Un giorno, però, Delia riceve una lettera misteriosa, che le dà la forza di reagire e di immaginare un futuro diverso, non solo per lei, ma anche per i suoi figli e per le altre donne.
Il film di Paola Cortellesi è un’opera di grande valore artistico e sociale, che riesce a coniugare il dramma con la commedia, la storia con l’attualità, la denuncia con la speranza.
La regista e attrice dimostra una grande sensibilità e una profonda conoscenza del tema della violenza di genere, che affronta con delicatezza, ma anche con coraggio e determinazione.

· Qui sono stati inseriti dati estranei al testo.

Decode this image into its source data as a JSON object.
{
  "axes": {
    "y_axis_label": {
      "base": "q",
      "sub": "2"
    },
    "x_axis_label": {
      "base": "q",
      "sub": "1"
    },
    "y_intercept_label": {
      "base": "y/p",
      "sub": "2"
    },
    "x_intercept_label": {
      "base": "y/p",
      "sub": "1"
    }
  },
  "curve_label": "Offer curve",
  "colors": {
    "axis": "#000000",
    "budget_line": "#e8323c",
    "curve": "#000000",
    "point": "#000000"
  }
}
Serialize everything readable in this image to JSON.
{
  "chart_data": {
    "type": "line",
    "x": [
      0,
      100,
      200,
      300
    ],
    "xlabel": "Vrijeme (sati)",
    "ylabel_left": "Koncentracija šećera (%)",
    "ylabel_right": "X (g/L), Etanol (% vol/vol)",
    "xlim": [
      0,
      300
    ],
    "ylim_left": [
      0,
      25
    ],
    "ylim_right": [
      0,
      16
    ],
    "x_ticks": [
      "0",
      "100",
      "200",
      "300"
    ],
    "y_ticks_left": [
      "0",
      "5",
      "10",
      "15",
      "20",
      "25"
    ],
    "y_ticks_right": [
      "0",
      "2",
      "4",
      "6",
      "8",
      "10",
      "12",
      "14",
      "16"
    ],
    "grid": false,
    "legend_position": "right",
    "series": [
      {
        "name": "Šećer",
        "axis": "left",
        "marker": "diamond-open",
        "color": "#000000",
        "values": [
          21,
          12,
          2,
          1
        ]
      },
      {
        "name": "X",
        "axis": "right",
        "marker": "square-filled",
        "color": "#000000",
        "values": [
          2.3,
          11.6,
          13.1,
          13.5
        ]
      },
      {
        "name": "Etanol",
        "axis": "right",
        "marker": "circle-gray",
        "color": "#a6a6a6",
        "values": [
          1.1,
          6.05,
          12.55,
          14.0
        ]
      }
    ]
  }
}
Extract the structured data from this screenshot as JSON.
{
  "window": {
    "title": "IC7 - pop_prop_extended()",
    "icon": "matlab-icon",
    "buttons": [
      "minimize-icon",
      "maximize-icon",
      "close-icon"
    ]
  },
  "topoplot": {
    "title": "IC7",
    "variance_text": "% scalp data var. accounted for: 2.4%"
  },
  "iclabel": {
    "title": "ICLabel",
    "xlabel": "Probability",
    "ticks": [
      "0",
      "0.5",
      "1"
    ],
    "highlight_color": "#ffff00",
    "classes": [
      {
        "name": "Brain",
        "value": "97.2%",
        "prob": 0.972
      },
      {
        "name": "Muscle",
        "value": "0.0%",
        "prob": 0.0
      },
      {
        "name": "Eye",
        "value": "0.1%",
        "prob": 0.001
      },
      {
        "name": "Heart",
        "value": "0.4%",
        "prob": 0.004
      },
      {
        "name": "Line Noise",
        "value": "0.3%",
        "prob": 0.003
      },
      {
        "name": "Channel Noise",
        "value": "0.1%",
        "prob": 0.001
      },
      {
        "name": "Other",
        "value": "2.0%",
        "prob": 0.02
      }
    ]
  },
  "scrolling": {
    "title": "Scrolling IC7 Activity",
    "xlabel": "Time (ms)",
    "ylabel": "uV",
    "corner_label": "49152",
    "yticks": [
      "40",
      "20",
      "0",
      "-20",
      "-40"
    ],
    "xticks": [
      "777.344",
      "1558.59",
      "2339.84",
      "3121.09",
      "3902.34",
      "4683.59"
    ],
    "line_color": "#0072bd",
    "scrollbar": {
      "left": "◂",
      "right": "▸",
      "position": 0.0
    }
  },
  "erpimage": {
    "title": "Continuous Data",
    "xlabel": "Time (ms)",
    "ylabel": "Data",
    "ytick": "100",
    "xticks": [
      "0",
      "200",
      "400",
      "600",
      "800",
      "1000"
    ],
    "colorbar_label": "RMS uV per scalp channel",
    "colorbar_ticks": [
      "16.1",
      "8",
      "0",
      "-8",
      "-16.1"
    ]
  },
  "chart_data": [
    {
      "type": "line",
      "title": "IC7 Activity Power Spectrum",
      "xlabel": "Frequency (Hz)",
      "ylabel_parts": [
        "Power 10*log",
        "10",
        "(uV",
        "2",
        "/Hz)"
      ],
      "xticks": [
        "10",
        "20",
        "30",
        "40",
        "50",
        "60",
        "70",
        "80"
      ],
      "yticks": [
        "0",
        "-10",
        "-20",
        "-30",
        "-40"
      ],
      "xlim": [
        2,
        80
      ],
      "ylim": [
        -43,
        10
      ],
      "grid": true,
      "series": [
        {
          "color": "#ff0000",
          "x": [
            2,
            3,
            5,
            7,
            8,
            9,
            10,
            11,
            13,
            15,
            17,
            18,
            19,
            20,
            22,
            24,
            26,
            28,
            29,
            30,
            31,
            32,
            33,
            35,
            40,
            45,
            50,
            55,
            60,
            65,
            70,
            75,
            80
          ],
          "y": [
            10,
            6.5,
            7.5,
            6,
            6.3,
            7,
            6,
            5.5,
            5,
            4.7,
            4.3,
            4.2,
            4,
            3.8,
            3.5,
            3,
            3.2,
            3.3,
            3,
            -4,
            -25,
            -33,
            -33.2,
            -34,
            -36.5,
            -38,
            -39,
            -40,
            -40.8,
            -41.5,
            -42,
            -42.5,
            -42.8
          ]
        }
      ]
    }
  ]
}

Il film non si limita a mostrare la sofferenza e la paura delle vittime, ma anche la loro forza e il loro desiderio di cambiamento. Il film non si concentra solo sulla violenza domestica, ma anche su altre forme di violenza e discriminazione che le donne subiscono nella società, come la violenza sessuale, lo sfruttamento, il razzismo, il sessismo.
Il film non si arrende alla rassegnazione e al fatalismo, ma propone una visione positiva e propositiva, basata sui valori della libertà, della democrazia, della solidarietà, dell’educazione, della cultura.
Il film di Paola Cortellesi è un film che deve essere visto dai ragazzi e dagli uomini di oggi, perché offre una lezione di civiltà e di umanità.
Perché invita a riflettere sulle radici e sulle conseguenze della violenza di genere, perché stimola a prendere coscienza e a responsabilizzarsi.
Perché incoraggia a contrastare e a prevenire la violenza, perché promuove una cultura del rispetto e dell’uguaglianza tra i generi.
Il film di Paola Cortellesi è un film che fa bene sì, alle donne, ma anche agli uomini, perché dimostra che la violenza non è una questione di sesso, ma di potere, che la violenza non è una fatalità, ma una scelta, che la violenza non è una soluzione, ma un problema, che la violenza non è mai giustificabile, ma sempre condannabile, che la violenza non è mai l’ultima parola, ma c’è sempre domani.